Wednesday, March 12, 2008
(Photo)
Bill Earngey
Say It Ain't So

It is so.

  Delegates. The Primary Election is the first step into political manure. State delegates, chosen by the party, pledge to vote for our choices for the political party's nominating convention. Each state has a specific number of delegates based on population.

  Superdelegates. These creatures comprise 20 percent of the nominating convention votes. They are selected because of their status as party big wigs, regardless of their presidential preferences. They vote as they please.

  Caucus. Democratic caucus participants must publicly state their opinion and vote. Republicans vote by secret ballot. On a state-by-state examination, caucuses are loose as a goose. In Iowa: " ... caucus does not result directly in national delegates for each candidate. Caucus-goers elect delegates to county conventions, who in turn elect delegates to district and state conventions where Iowa's national convention delegates are selected." In Texas: These folks call it the Texas Two-Step (Three-Card Monte?) -- 42 at-large delegates are selected through a three-month, three-tier primary/caucus convention system that starts at the precinct level on primary night and ends at the state convention in June.

  The National Nominating Convention? Get serious.

  The Electoral College, 538 presidential electors, meet every four years to vote for the president of the United States and vice president.

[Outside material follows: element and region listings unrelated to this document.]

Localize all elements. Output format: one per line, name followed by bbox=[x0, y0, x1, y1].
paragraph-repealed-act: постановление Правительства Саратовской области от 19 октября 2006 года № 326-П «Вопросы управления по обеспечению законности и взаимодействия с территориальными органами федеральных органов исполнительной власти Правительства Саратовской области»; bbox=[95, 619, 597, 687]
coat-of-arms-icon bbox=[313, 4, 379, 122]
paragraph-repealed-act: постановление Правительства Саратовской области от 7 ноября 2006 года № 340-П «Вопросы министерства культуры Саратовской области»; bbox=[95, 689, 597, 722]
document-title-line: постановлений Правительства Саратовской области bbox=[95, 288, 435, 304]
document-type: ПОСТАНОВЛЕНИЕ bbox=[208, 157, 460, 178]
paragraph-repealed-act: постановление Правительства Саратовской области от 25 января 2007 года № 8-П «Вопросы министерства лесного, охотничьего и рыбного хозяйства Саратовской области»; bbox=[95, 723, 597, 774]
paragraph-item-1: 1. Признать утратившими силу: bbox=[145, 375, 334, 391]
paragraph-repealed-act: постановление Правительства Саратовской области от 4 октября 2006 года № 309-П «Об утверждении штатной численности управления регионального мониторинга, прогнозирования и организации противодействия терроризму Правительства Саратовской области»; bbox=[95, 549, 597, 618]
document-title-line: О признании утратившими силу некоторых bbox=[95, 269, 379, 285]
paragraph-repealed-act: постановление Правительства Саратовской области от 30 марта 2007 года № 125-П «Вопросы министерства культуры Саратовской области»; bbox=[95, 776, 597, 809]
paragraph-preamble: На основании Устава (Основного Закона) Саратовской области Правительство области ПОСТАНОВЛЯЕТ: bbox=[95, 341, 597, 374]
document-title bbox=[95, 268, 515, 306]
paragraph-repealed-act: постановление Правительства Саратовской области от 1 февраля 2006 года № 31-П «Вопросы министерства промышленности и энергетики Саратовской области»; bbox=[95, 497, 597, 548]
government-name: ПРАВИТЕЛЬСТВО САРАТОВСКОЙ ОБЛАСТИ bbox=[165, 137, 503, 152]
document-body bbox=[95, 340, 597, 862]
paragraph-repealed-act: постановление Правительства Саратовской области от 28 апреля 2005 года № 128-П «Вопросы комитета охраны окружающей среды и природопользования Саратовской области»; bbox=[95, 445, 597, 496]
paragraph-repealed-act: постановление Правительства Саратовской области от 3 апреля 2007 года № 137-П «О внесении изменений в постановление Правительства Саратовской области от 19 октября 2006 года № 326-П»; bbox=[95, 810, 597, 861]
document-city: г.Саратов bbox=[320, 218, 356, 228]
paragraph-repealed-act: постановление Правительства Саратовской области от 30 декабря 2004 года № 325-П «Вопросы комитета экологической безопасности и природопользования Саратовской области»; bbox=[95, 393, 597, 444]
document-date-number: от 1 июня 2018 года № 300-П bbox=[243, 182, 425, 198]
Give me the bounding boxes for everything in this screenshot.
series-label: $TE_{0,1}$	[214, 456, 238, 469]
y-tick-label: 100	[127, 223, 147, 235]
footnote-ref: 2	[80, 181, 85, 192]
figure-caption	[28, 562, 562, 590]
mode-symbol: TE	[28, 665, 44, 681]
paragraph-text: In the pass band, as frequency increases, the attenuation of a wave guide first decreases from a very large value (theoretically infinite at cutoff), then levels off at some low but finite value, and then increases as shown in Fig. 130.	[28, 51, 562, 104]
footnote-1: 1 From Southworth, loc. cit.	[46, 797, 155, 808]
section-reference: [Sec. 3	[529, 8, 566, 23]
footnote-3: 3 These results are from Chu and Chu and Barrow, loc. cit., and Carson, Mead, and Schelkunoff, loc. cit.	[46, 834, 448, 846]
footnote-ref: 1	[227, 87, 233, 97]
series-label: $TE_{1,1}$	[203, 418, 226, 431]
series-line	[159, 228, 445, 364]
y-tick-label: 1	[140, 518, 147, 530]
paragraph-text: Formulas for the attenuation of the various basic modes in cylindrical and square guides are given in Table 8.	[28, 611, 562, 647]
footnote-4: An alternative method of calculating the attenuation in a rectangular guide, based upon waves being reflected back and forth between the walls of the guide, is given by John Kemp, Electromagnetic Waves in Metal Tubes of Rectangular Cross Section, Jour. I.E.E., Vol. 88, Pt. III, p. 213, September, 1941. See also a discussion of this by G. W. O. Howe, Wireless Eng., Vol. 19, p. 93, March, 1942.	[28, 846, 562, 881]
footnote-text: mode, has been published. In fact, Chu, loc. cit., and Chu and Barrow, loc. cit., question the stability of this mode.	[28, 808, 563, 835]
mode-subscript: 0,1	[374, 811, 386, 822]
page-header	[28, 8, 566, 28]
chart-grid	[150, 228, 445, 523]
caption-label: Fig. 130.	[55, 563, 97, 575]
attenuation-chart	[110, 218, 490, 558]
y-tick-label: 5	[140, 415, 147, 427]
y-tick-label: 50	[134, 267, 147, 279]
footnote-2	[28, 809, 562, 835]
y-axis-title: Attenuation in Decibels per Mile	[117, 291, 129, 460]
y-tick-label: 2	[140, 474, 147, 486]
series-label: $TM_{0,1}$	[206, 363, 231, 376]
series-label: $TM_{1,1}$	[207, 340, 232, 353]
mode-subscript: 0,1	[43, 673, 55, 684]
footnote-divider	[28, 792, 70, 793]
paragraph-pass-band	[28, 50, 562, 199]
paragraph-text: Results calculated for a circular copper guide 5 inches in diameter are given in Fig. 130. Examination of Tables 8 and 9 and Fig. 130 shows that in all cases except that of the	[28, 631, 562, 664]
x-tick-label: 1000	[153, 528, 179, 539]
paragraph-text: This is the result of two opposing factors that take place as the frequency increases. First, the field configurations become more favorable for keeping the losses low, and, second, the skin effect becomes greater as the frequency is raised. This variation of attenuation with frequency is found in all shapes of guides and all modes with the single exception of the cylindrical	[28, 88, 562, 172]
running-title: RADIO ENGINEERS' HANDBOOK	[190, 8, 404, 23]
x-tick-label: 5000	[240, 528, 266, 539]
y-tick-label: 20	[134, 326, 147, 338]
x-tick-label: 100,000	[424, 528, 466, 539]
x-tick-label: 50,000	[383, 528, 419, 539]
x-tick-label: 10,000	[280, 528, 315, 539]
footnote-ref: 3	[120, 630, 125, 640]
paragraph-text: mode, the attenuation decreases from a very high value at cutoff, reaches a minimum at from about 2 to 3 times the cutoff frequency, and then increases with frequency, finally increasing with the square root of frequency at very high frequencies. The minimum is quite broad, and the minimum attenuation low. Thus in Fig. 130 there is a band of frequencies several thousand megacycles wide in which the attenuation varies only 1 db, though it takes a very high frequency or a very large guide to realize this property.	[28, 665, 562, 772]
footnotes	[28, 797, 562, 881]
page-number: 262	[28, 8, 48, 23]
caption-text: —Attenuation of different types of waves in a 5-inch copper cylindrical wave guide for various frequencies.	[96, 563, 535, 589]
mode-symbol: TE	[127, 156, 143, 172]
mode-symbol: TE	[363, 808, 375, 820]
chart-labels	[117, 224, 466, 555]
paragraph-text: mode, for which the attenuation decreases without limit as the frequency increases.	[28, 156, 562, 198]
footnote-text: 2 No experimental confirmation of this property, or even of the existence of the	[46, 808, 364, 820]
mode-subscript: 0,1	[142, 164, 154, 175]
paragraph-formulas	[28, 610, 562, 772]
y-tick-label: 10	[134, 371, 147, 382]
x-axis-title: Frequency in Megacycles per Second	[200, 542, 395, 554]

Every state legislature chooses to allow its electors to be popularly chosen by a state-wide ballot for slates of electors, who have pledged themselves to support a particular president/vice president candidate.

  The Constitution does not require the electors to vote as pledged, but many states have laws that do require voting as pledged.

  The College vote is equal to the membership of both Houses of Congress, plus three more allocated to Washington D.C. -- 270 votes elects the president and vice president, regardless of the popular (your) vote.

  In the 2000 election, Ralph Nader buggered the vote. Al Gore won the plurality popular vote, more votes than either Nader or George Bush, but Gore lost the elector vote.